If my child could write a blog post like this, I would consider him cured. Fascinating. Have you taught him how? Have you given him the time, tools, technology, and accommodations he would need to do so? Have you exposed him to the ideas this blog post runs on, or has he been sheltered and infantilized? Has he been given an accessible, for him as well as his audience, means of communication? Remember, behavior is communication, that’s Best Practice. Have multiple literacies been facilitated? Remember, everyone reads, everyone writes, everyone has something to say is the current forward-thinking in special education, especially for children with complex access needs. But you’re an advocate for your child, of course you must know that. Silly me, I apologize.
Have his attempts at self-determination and self-advocacy be respected and responded to, regardless of form, or has he been taught that passivity is better?
If he were to want to blog about his favorite cartoon, would that be okay? Or does it need to be serious, age-appropriate, legitimate-in-your-eyes business, every time, all the time–because there are no frivolous blogs anywhere on the internet, are there.
If he were to want to document and share his thoughts via, say, music or a painting or an arrangement of objects, would that be okay? Or must it be words?

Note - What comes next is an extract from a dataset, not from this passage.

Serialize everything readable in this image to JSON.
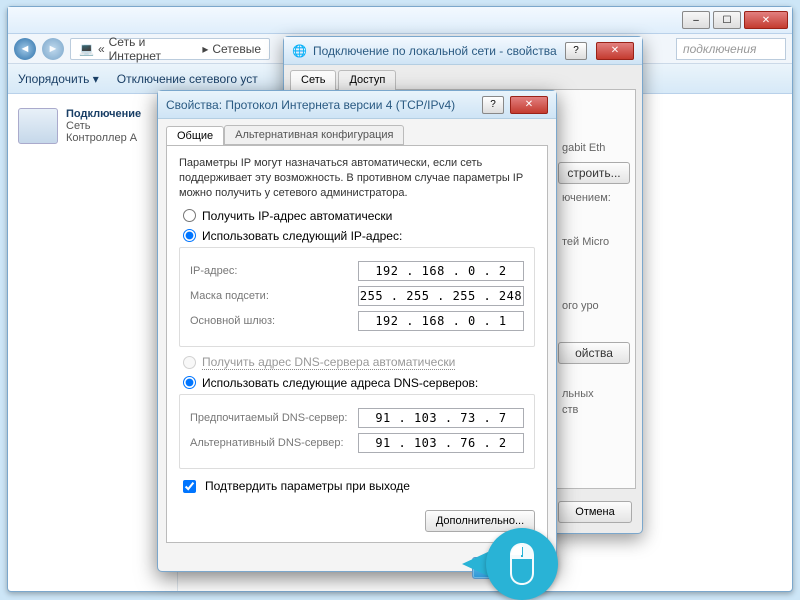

Are there limits on chances for this? Is any human being ever stagnant?
Oh, and by the way, your child is still a child, right? How many children blog, do you know?
Sorry, I thought this was worth taking seriously.
8.
I am not going to make nice.
It’s a common directive. We all want the same things. How can we ever expect anyone to listen to us when we can’t disagree respectfully amongst ourselves?
I am not going to pretend that a power imbalance doesn’t exist. I am not going to pretend that when non-disabled people attempt to end a discussion with self-advocates they did not enjoy, it is with chastisements and pleas to just get along which hit about a million times harder when aimed at someone who’s been taught to have quiet hands and who’s first sentence was Iwantball PLEASE and who, when they were bullied, was sent to social skills training while their abusers were left roaming in powerful packs of friends.
(In no other minority community is this level of power-play tolerated. You are not our voices, we are not the same, we do not want the same things, and if you aren’t disabled? Then by definition you are not a member of the disability community.)
You have the power. If you do indeed, as you claim, want to be allies, then I suggest you start acting like it.
(And, because I must be nice and patient and helpful and I must educate the people telling me to shut up: for god’s sake, if being an ally, let alone a super-special parent ally, is so very hard, check out PFLAG.)
9.
This is not a “disagreement.” You know what people disagree about? Pizza toppings, ice cream flavors, what Shakespeare meant in the third stanza. Things with small consequences.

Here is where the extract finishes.